La celebrazione è un luogo in sé: gli elementi che la circondano devono essere coerenti, ma è l'azione che anzitutto rende la verità del luogo. Riguardo al celebrare all'aperto, ricordo le processioni del Corpus Domini officiate dal card. Lercaro a Bologna. Un anno indossò i paramenti di papa Lambertini, Benedetto XIV, auguste e risplendenti. Attraversò la città tenendo alta la pisside, mentre il sole del tramonto esaltava l'oro dei paramenti. Tutta la città restava come rapita, trasfigurata nella preghiera. Lo spazio sacro si apriva e stendeva la sua benedizione su tutto l'abitato. Erano processioni indimenticabili. Le strade che percorrevano erano tutte addobbate.
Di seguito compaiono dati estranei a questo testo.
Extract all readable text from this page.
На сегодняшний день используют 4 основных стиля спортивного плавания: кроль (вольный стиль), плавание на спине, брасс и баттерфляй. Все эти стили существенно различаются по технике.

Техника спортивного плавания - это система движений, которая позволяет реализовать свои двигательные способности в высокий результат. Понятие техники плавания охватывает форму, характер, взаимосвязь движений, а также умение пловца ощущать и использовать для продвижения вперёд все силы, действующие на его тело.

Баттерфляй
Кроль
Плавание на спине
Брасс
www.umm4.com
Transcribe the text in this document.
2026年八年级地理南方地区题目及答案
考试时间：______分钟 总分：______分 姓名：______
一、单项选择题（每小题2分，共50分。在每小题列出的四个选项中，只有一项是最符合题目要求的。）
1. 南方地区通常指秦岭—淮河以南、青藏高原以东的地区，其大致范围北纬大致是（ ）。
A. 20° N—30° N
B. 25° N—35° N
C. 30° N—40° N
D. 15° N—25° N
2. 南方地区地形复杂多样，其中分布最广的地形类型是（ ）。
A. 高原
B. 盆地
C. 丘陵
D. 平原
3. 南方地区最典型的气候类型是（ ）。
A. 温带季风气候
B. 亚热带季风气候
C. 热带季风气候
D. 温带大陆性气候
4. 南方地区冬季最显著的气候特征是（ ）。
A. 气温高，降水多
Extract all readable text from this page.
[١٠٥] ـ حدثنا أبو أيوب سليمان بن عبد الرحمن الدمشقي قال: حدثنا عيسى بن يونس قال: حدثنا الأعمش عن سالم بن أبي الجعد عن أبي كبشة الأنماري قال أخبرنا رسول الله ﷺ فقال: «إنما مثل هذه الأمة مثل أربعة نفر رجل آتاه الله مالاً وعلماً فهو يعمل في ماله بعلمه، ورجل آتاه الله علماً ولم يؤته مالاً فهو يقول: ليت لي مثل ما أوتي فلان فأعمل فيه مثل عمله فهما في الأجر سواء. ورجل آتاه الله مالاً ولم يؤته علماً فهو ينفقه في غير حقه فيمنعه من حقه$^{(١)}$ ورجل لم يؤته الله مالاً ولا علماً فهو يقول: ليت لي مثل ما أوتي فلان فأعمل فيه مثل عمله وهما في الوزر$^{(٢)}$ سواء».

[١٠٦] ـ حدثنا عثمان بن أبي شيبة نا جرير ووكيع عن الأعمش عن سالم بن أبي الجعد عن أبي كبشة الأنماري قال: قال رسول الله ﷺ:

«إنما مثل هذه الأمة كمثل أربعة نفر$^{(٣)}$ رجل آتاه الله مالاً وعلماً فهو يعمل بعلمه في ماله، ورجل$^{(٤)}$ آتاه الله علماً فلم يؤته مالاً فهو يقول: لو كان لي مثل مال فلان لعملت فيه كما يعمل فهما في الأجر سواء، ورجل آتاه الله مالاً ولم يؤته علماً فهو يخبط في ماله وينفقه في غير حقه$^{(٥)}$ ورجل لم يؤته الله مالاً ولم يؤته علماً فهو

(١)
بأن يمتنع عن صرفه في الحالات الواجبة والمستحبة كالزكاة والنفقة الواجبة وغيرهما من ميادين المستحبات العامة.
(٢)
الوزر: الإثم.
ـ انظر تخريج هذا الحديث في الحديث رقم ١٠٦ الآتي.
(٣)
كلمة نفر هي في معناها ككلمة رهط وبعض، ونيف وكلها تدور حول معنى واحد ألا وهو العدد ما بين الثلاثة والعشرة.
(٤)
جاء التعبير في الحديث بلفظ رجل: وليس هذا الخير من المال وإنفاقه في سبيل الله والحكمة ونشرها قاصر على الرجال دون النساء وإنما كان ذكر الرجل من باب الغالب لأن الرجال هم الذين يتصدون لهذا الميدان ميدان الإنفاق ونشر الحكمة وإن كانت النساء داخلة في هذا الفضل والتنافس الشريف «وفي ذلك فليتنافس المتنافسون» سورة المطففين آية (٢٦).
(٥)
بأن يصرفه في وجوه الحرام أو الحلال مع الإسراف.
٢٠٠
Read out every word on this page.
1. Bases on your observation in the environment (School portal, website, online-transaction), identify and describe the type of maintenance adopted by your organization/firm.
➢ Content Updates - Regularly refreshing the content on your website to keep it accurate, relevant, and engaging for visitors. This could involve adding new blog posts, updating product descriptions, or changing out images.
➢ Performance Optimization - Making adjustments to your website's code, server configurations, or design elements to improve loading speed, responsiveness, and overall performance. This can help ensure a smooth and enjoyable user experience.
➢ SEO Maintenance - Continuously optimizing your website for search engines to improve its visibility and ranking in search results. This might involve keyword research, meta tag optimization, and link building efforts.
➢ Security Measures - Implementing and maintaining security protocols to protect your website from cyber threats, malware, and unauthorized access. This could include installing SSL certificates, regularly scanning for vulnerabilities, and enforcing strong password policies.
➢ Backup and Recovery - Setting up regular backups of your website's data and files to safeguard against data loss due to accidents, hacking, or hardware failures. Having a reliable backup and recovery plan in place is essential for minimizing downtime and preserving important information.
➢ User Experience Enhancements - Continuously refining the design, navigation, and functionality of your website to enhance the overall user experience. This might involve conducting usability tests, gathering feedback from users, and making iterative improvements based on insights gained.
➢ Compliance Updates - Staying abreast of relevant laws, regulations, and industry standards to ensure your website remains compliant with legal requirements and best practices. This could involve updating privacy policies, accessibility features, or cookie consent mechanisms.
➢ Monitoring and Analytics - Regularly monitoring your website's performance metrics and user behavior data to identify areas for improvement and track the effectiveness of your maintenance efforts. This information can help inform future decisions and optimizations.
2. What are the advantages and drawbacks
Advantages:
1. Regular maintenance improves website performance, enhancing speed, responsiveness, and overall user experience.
Vi partecipava una folla immensa, come se Bologna la rossa, fosse una grande chiesa. Il parroco dove abito e lavoro, mons. Luciano Gherardi, già direttore di “Chiesa & Quartiere”, vedeva quelle strade porticate come se fossero una chiesa a tre navate, con quella centrale coperta dall’infinito del cielo. Non è solo questione di immagine, è questione di ritrovare un'identità, la verità fondativa delle comunità.
Se in città vi sono persone di altra fede, o persone non interessate, basta che non partecipino: nessuno le obbliga.  Ma le città nostre sono tutte intessute, nel loro essere storico, di questi eventi. Sono gli eventi fondativi della società. Andrebbero ritrovati. La processione parte dalla chiesa e ritorna nella chiesa: manifesta la presenza della Chiesa nella città. E la  città deve manifestarsi nella chiesa,  ritrovando le sue chiese.
Ed è movimento, dinamismo spirituale che unisce, non quella frenesia illusoria che spinge alla separazione, all'isolamento, all'atomizzazione oggi ovunque diffusa. (Beninteso, senza con questo dimenticare che a volte si sente la necessità della solitudine per ritrovarsi nella spiritualità del luogo).